The trouble for many companies is that while this is important in fact, Digital Transformation is not just about customer experience, in fact it covers all departments.  Sales, Marketing, Finance, Human Resources, Customer Service, Procurement, etc etc.

Digital Transformation is about seeing efficiency and effectiveness gains or it's all a waste of time.  OK, not a complete waste of time, there may be cost you can strip out, but you have to be doing things "better".

Let's take Finance.  If you take out an Accounting system and replace it with another Accounting system, have you really made a change to the business?

(Suppliers call Accounting systems Enterprise Resource Planning (ERP) systems.)

I would suspect there are savings to be made in moving to the cloud, but is one Accounting system, that different from another accounting system?

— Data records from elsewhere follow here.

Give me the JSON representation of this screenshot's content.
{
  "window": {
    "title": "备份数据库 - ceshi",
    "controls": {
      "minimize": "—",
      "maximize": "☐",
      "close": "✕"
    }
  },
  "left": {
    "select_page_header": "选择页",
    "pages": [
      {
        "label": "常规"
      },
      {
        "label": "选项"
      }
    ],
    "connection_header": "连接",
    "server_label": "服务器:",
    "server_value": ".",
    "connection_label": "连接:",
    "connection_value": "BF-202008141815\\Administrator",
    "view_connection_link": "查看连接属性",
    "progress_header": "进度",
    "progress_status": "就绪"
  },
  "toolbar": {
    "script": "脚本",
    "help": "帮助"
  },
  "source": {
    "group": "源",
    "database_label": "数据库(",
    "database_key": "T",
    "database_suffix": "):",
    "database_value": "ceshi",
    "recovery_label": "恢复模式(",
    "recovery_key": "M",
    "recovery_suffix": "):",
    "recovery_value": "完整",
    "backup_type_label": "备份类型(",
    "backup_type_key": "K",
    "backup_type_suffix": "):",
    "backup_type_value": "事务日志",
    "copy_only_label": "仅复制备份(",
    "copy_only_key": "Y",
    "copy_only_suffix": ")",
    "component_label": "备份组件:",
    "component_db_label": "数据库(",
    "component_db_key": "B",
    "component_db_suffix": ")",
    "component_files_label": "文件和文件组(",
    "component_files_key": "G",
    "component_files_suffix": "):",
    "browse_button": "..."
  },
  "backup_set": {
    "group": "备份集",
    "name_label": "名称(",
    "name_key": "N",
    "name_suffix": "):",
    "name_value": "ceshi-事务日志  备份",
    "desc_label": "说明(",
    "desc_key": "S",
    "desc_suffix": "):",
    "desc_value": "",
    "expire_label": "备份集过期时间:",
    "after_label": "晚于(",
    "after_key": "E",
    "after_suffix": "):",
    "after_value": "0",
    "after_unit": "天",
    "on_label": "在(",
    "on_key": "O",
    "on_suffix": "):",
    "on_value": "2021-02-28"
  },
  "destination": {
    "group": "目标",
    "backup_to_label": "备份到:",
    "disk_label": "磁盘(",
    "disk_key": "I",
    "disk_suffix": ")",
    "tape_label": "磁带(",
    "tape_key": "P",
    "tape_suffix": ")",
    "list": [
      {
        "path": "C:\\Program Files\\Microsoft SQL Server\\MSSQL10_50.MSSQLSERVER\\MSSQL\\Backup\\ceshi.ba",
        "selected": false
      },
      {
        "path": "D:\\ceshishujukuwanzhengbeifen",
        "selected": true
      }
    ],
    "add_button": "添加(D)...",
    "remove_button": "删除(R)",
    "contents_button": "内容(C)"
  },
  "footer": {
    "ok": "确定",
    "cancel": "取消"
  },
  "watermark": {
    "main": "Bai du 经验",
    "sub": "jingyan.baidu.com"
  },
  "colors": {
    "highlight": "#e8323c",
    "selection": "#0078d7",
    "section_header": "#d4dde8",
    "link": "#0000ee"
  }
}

The savings and efficiency gains are in the people in the process.

Accountancy and the Finance role would expect to see more processes automated.  Not just the low level processes that have probably been automated in the past but I would expect to see the use of Robots.  These are "clever" bits of software that will automate other parts of the processes. 

I'm aware of one large company that has, over a period of 2 years automated over 14,000 FTEs activities.  It's deploying such Robotics process automation , that companies are able to strip out the real cost and increase productivity and efficiency.

What about the people?

We are not talking about reducing the size of Finance, as the clever companies are re-deploying Finance people into the areas of Business Intelligence / business reporting.

The days of creating a Finance pack that is 4 to 6 weeks old and sending it out has long gone.  Finance departments are using first party, second party and third party data to look for trends and feed this into the strategic plan of a company.

A friend of mine was telling me about a UK retailer he was working with.  They had missed the female fashion for wearing sports wear, yoga pants etc and they reckon that had cost the business £150 Million ($195 Million) in lost revenue.  My friend had been pulled in to sort this out.  It was too late, that retailer went to the wall.

That's what can happen if you are not search for the new trends.

The same with sales, if you replace one sales methodology with another, are you really making a change?  A business today, has to be disruptive.

In Sales we are seeing 30% increases in sales over legacy methods and 40% reduction in sales cycles, just by using social media and by changing the people and the process.  No massive investments in IT, Tools or a sales stack.  Just getting the existing people to work smarter and better.

You can reduce the size of your salesforce, but it is unlikely, companies will more likely take on the additional sales increment.  Maybe it's time for you to grasp the digital "Thistle"?